Pasó un rato antes de que Luis recobrara la voz.
—Entre nosotros nadie se acopla en el agua.
—No es muy corriente —contestó el anfibio, sin dar ninguna muestra de contrariedad.
—¿Cómo llegasteis aquí?
—Estábamos explorando aguas abajo, y la corriente nos arrastró hasta el territorio de las plantas de fuego. No se podía salir a la orilla, y dejamos que el río nos condujese hasta este lago, al que he llamado el Mar de Tuppugop, que es el nombre de este servidor. No es mal lugar, aunque hay que precaverse de la plantas incendiarias. ¿De veras creéis que podréis matarlas con la niebla?
—Creo que sí.
—He de evacuar a los míos —dijo el anfibio.
Y desapareció en medio de un chapoteo.
—Creí que ibas a fulminarle por su descaro —dijo Chmeee mirando al techo.
—Estamos en su casa —replicó Luis, y cerró el intercomunicador.
Empezaba a sentirse harto de aquel juego. ¡Estaban hirviendo el hábitat de otros, y ni siquiera poseían la certeza de que fuese a servir para algo!, pensó. Necesitaba el contactor. Ninguna otra cosa le servía, excepto la felicidad vegetativa de la corriente al pasar por los centros de placer del cerebro; ninguna otra cosa podía frenar la rabia ciega que le hacía aporrear los brazos del asiento y lanzar gruñidos de fiera, con los ojos cerrados.
Pero el tiempo, que todo lo cura, hizo que al final, transcurridas algunas horas, volviese a abrirlos.
En aquellos momentos, ya no se veía ni el hilo negro ni el agua en ebullición.

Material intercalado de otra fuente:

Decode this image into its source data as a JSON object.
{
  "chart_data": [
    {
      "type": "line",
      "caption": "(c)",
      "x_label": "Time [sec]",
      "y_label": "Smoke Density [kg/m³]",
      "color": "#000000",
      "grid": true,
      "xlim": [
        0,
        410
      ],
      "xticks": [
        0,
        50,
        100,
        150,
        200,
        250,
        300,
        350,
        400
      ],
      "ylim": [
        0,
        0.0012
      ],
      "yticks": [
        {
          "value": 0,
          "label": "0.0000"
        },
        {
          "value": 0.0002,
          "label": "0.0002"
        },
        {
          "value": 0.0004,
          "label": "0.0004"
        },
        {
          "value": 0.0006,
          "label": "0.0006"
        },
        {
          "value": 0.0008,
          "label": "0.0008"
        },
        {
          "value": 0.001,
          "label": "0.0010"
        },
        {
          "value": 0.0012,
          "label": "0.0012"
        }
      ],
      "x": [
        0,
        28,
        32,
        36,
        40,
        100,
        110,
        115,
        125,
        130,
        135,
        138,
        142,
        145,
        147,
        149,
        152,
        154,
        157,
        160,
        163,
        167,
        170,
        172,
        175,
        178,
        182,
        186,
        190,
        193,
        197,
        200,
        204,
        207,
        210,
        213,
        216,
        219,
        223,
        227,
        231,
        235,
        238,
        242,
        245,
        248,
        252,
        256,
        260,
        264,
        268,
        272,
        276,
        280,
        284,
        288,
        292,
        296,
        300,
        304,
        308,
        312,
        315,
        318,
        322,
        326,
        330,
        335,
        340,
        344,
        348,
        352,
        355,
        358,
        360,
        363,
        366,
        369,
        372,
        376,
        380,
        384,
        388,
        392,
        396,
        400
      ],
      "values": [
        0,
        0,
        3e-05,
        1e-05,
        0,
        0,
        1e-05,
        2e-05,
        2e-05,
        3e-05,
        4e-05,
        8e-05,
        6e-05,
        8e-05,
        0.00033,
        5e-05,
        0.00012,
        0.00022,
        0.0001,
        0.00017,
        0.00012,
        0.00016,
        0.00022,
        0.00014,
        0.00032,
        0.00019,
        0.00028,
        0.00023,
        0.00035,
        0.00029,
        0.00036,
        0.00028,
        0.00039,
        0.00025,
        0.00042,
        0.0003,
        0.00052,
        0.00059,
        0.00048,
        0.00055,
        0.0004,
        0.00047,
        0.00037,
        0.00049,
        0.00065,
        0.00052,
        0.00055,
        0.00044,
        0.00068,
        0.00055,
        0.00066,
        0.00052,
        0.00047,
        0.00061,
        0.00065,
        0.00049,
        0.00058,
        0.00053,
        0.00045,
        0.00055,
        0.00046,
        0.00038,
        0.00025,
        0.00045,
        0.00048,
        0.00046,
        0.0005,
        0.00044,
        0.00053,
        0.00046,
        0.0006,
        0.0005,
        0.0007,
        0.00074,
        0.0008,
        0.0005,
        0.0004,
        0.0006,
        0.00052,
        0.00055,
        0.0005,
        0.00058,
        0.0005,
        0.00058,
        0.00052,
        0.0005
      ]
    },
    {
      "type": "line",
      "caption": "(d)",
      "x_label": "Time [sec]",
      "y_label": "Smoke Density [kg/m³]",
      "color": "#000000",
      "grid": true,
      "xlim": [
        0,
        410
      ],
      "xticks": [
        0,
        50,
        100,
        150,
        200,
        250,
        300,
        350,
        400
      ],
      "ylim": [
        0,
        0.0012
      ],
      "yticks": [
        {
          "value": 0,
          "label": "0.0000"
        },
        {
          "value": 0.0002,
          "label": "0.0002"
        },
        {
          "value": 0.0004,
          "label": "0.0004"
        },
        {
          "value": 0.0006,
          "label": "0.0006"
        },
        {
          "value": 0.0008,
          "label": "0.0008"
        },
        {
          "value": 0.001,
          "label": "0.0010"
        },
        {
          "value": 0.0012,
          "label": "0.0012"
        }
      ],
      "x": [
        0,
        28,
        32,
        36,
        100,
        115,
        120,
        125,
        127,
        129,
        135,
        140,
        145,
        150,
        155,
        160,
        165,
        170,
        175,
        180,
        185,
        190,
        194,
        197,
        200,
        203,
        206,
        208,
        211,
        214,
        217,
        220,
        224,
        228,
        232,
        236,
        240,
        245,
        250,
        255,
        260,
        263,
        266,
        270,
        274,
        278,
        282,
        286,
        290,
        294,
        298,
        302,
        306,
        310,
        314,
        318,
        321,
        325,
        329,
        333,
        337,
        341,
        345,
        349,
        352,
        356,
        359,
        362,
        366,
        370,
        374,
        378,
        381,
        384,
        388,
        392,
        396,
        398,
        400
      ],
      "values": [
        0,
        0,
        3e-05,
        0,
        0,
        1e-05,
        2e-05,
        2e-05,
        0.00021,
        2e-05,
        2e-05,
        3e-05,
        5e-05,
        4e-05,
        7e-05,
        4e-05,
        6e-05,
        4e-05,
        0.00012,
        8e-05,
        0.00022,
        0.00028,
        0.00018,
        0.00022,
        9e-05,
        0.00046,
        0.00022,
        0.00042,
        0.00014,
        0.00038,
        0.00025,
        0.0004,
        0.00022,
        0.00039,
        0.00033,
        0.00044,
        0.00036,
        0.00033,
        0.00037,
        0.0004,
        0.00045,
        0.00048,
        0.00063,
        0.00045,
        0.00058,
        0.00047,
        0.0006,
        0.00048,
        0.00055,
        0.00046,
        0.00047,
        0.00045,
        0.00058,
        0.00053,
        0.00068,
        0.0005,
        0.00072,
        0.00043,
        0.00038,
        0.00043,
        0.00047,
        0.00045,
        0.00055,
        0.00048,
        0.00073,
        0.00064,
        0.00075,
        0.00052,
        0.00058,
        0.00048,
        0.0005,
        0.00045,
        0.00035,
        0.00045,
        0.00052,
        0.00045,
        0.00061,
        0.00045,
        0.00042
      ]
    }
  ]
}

Todo estaba envuelto en un inmenso banco de niebla que derivaba hacia el sentido del giro, que se volvía incandescente al llegar a la costa, y que desaparecía unos diez kilómetros tierra adentro. Más allá, se distinguía sólo el resplandor de los girasoles… y dos líneas paralelas en el horizonte.

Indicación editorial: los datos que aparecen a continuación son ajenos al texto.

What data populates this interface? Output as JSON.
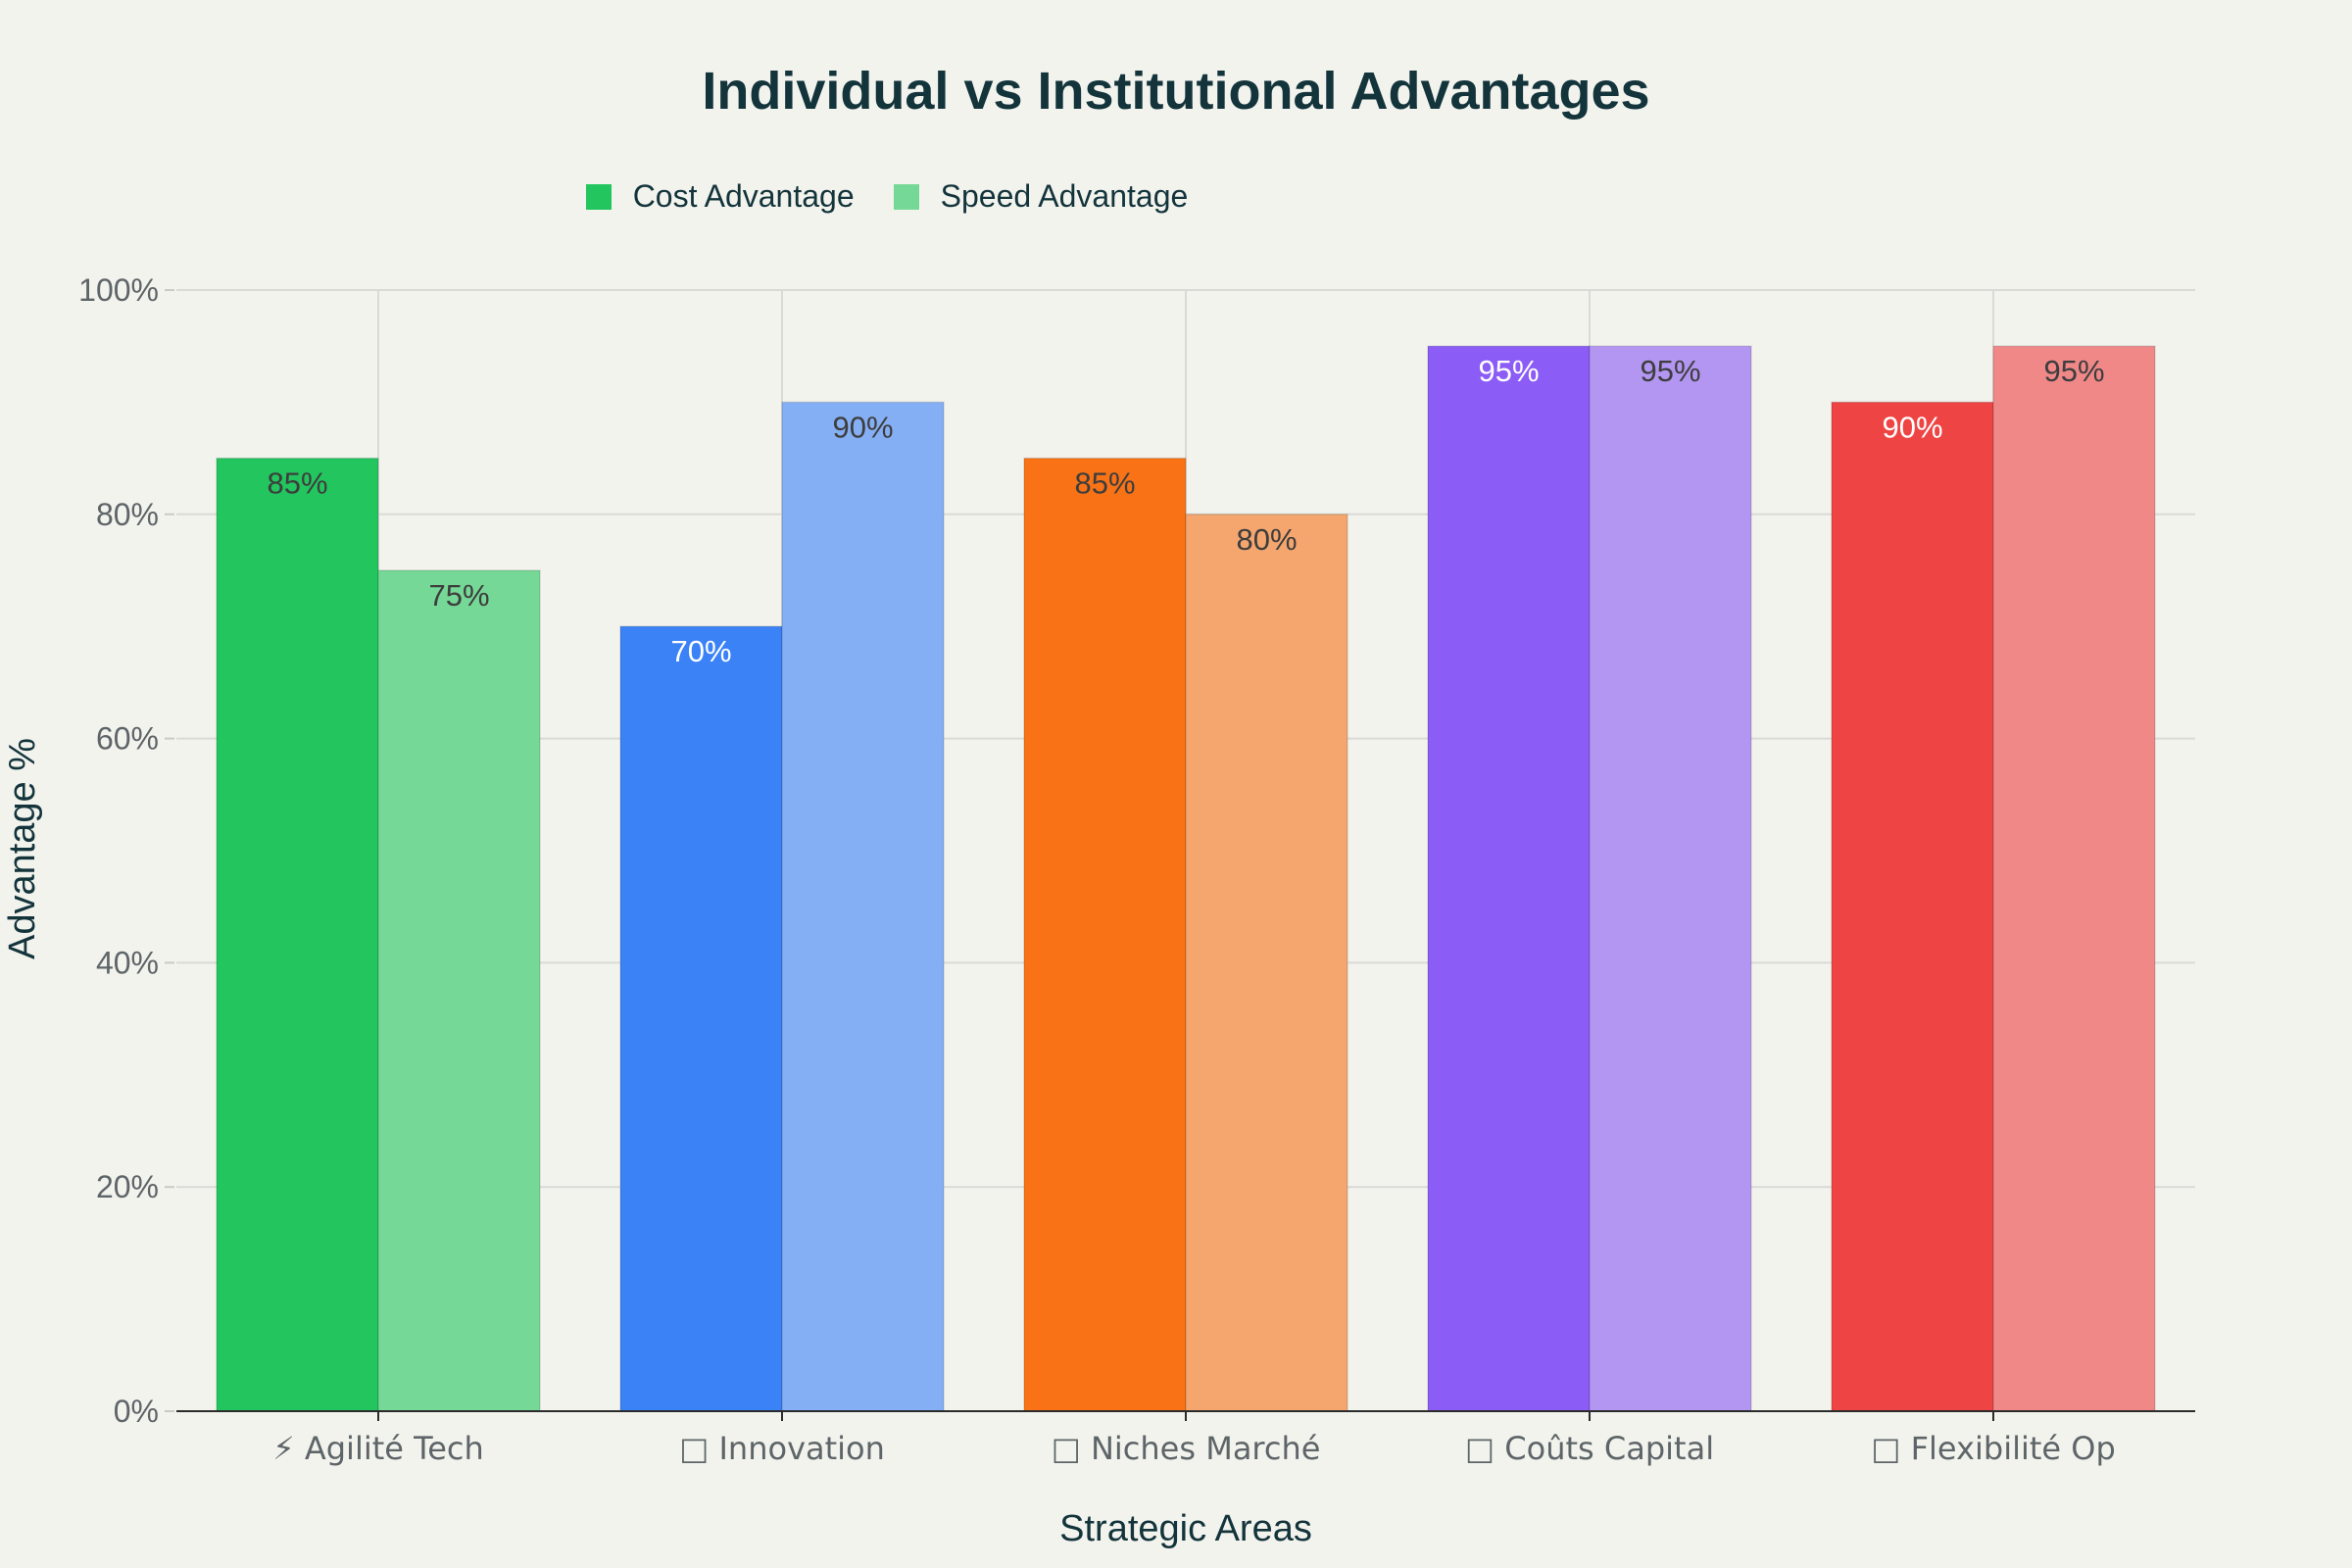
{
  "chart_data": {
    "type": "bar",
    "title": "Individual vs Institutional Advantages",
    "xlabel": "Strategic Areas",
    "ylabel": "Advantage %",
    "ylim": [
      0,
      100
    ],
    "yticks": [
      "0%",
      "20%",
      "40%",
      "60%",
      "80%",
      "100%"
    ],
    "ytick_values": [
      0,
      20,
      40,
      60,
      80,
      100
    ],
    "grid": true,
    "legend_position": "top-center",
    "categories": [
      "⚡ Agilité Tech",
      "\u0000 Innovation",
      "\u0000 Niches Marché",
      "\u0000 Coûts Capital",
      "\u0000 Flexibilité Op"
    ],
    "series": [
      {
        "name": "Cost Advantage",
        "values": [
          85,
          70,
          85,
          95,
          90
        ],
        "labels": [
          "85%",
          "70%",
          "85%",
          "95%",
          "90%"
        ],
        "legend_color": "#22c55e",
        "colors": [
          "#22c55e",
          "#3b82f6",
          "#f97316",
          "#8b5cf6",
          "#ef4444"
        ],
        "label_colors": [
          "#3d3d3d",
          "#ffffff",
          "#3d3d3d",
          "#ffffff",
          "#ffffff"
        ]
      },
      {
        "name": "Speed Advantage",
        "values": [
          75,
          90,
          80,
          95,
          95
        ],
        "labels": [
          "75%",
          "90%",
          "80%",
          "95%",
          "95%"
        ],
        "legend_color": "#76d896",
        "colors": [
          "#76d896",
          "#85aff4",
          "#f5a66e",
          "#b396f2",
          "#f08888"
        ],
        "label_colors": [
          "#3d3d3d",
          "#3d3d3d",
          "#3d3d3d",
          "#3d3d3d",
          "#3d3d3d"
        ]
      }
    ]
  }
}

Una recta blanca arriba, otra negra abajo, sobre unos cincuenta grados de horizonte.
Ocurre que el vapor de agua no se limita a desaparecer. Al recalentarlo había subido, volviendo a condensarse en la estratosfera. La línea blanca era el límite inferior de las nubes, atacado por los girasoles; la línea negra era la sombra que cubría ya una extensión inmensa del campo de girasoles. Para que ambas pareciesen tan próximas era preciso que el frente se extendiese hasta unos mil o mil quinientos kilómetros de distancia en todos los sentidos. Y crecía… con una lentitud exasperante, pero crecía.
En la estratosfera, el aire sería forzado a desplazarse hacia la periferia de la región de los girasoles; parte de la nube se condensaría en forma de lluvia, pero el resto del vapor de agua, mezclado con la nueva aportación del lago hirviente, circularía hacia el interior.